Ce bref survol permet d’apprécier la très grande diversité des pratiques en matière d’enseignement sur les religions dans les différents systèmes éducatifs, qui reflètent le fait que l’École constitue une institution politique et culturelle, traversée par des débats sociaux tant nationaux qu’internationaux.

C’est au sein de cette constellation de modèles que prend place le paradigme québécois de l’enseignement d’éthique et de culture religieuse (ECR) qui traduit, lui aussi, des choix politiques et sociétaux, qui sont tributaires d’un triple contexte de laïcisation du système éducatif, de sécularisation de la société québécoise, ainsi que de diversification des convictions et de pluralisme axiologique.

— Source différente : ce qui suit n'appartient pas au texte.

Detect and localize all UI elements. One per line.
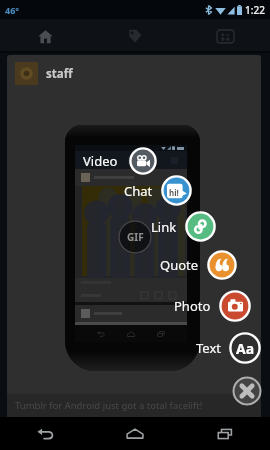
staticText: Aa — [236, 339, 255, 358]
staticText: GIF — [127, 230, 144, 244]
button[interactable]: staff — [15, 62, 73, 85]
button[interactable]: Chat — [73, 175, 192, 206]
button[interactable]: Explore — [90, 19, 180, 53]
staticText: Text — [196, 339, 221, 357]
button[interactable]: Dashboard — [0, 19, 90, 53]
staticText: Video — [83, 152, 118, 170]
button[interactable]: Account — [180, 19, 270, 53]
staticText: hi! — [169, 187, 179, 198]
button[interactable]: Home — [90, 417, 180, 450]
staticText: 1:22 — [245, 3, 265, 17]
button[interactable]: Link — [97, 211, 216, 242]
staticText: Tumblr for Android just got a total face… — [15, 399, 203, 412]
button[interactable]: Photo — [131, 290, 251, 322]
button[interactable]: Recent apps — [180, 417, 270, 450]
staticText: Link — [151, 218, 177, 236]
button[interactable]: Text — [141, 332, 261, 364]
button[interactable]: Quote — [119, 250, 237, 280]
staticText: Quote — [160, 256, 199, 274]
staticText: staff — [46, 66, 73, 82]
button[interactable]: Tumblr for Android just got a total face… — [7, 394, 261, 417]
button[interactable]: Video — [38, 147, 157, 175]
staticText: Chat — [124, 182, 153, 200]
button[interactable]: Close menu — [232, 376, 262, 406]
staticText: Photo — [174, 297, 211, 315]
staticText: 46° — [5, 4, 20, 16]
button[interactable]: Back — [0, 417, 90, 450]
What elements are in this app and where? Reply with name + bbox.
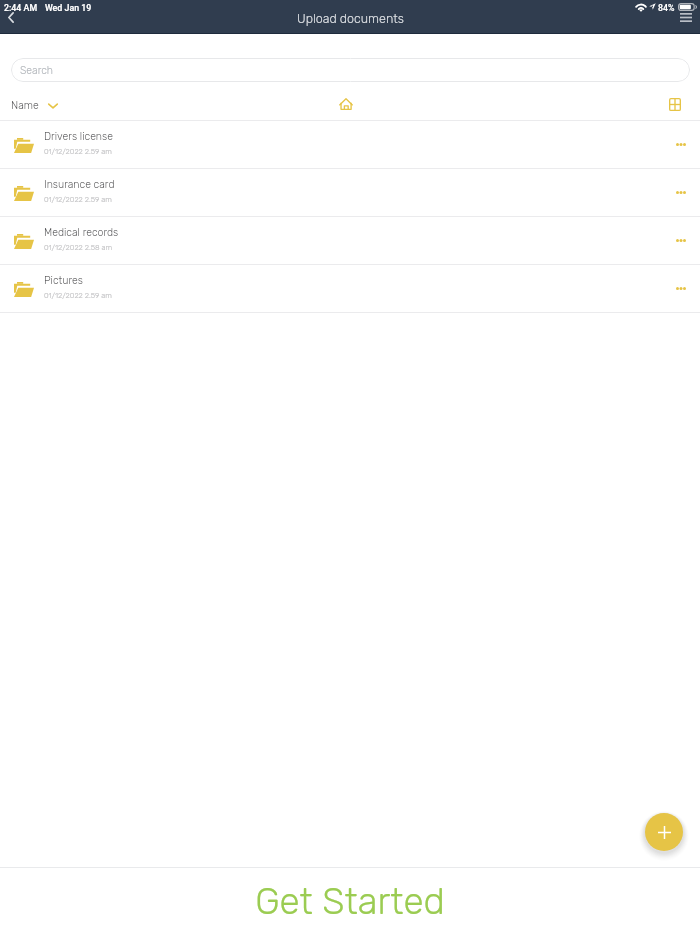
button[interactable]: Medical records (0, 217, 700, 265)
button[interactable]: Pictures (0, 265, 700, 313)
staticText: 2:44 AM (4, 3, 38, 13)
button[interactable]: More options (668, 227, 693, 252)
staticText: 84% (658, 3, 675, 13)
staticText: Upload documents (297, 11, 404, 26)
button[interactable]: Back (0, 5, 24, 29)
button[interactable]: More options (668, 275, 693, 300)
staticText: 01/12/2022 2.58 am (44, 243, 113, 252)
button[interactable]: Insurance card (0, 169, 700, 217)
button[interactable]: Search (11, 58, 690, 82)
button[interactable]: More options (668, 131, 693, 156)
button[interactable]: Home (333, 92, 359, 118)
button[interactable]: Menu (673, 4, 698, 29)
staticText: Medical records (44, 226, 119, 238)
staticText: Get Started (255, 880, 445, 924)
staticText: Wed Jan 19 (45, 3, 92, 13)
button[interactable]: Name (7, 96, 62, 114)
staticText: Insurance card (44, 178, 115, 190)
staticText: Drivers license (44, 130, 113, 142)
button[interactable]: Drivers license (0, 121, 700, 169)
staticText: Name (11, 99, 39, 111)
staticText: 01/12/2022 2.59 am (44, 147, 112, 156)
button[interactable]: Add (645, 813, 683, 851)
staticText: 01/12/2022 2.59 am (44, 291, 112, 300)
button[interactable]: Grid view (656, 92, 682, 118)
button[interactable]: More options (668, 179, 693, 204)
staticText: 01/12/2022 2.59 am (44, 195, 112, 204)
button[interactable]: Get Started (0, 868, 700, 934)
staticText: Pictures (44, 274, 83, 286)
staticText: Search (20, 64, 54, 76)
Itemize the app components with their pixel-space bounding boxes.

2. Le choix du Québec : une approche culturelle du religieux

Au Canada, la Loi constitutionnelle de 1867 prévoyait que l’éducation était de juridiction provinciale et qu’un enseignement confessionnel devait être offert aux seuls enfants catholiques et protestants. Ce n’est qu’en 1983 qu’une alternative d’enseignement moral est proposée aux élèves québécois qui ne souhaitent pas suivre d’enseignement religieux. Il ne faut pas croire pour autant que la possibilité de proposer un enseignement plus séculier de la morale ou de la religion n’avait jamais été considérée plus tôt. En effet, au début des années 1970, dans un contexte de développement des sciences de la religion, un programme de culture religieuse avait été mis en oeuvre, pour le second cycle du secondaire. Ce programme expérimental proposait une approche phénoménologique du fait religieux faisant appel aux perspectives historique, psychologique, sociologique, et existentielle, et visait à transmettre une « information objective » sur les principaux aspects des religions étudiées (Ouellet 1985). Cette expérience sera de courte durée, car le Comité catholique y mettra fin en 1974 en affirmant vouloir revaloriser l’enseignement religieux chrétien, et prioriser la quête de sens, censée aider les élèves à développer des options personnelles sur le plan religieux. Cependant, la réflexion sur la pertinence d’un enseignement culturel des religions est dès lors engagée et plusieurs organismes éducatifs, comme le Conseil supérieur de l’éducation, soutiendront un tel projet (Estivalèzes 2012). Le Groupe de travail sur la place de la religion à l’école (1999) soulignera à son tour la nécessité de cet enseignement dans une société de plus en plus sécularisée, mais aussi caractérisée par un pluralisme idéologique, culturel et religieux grandissant.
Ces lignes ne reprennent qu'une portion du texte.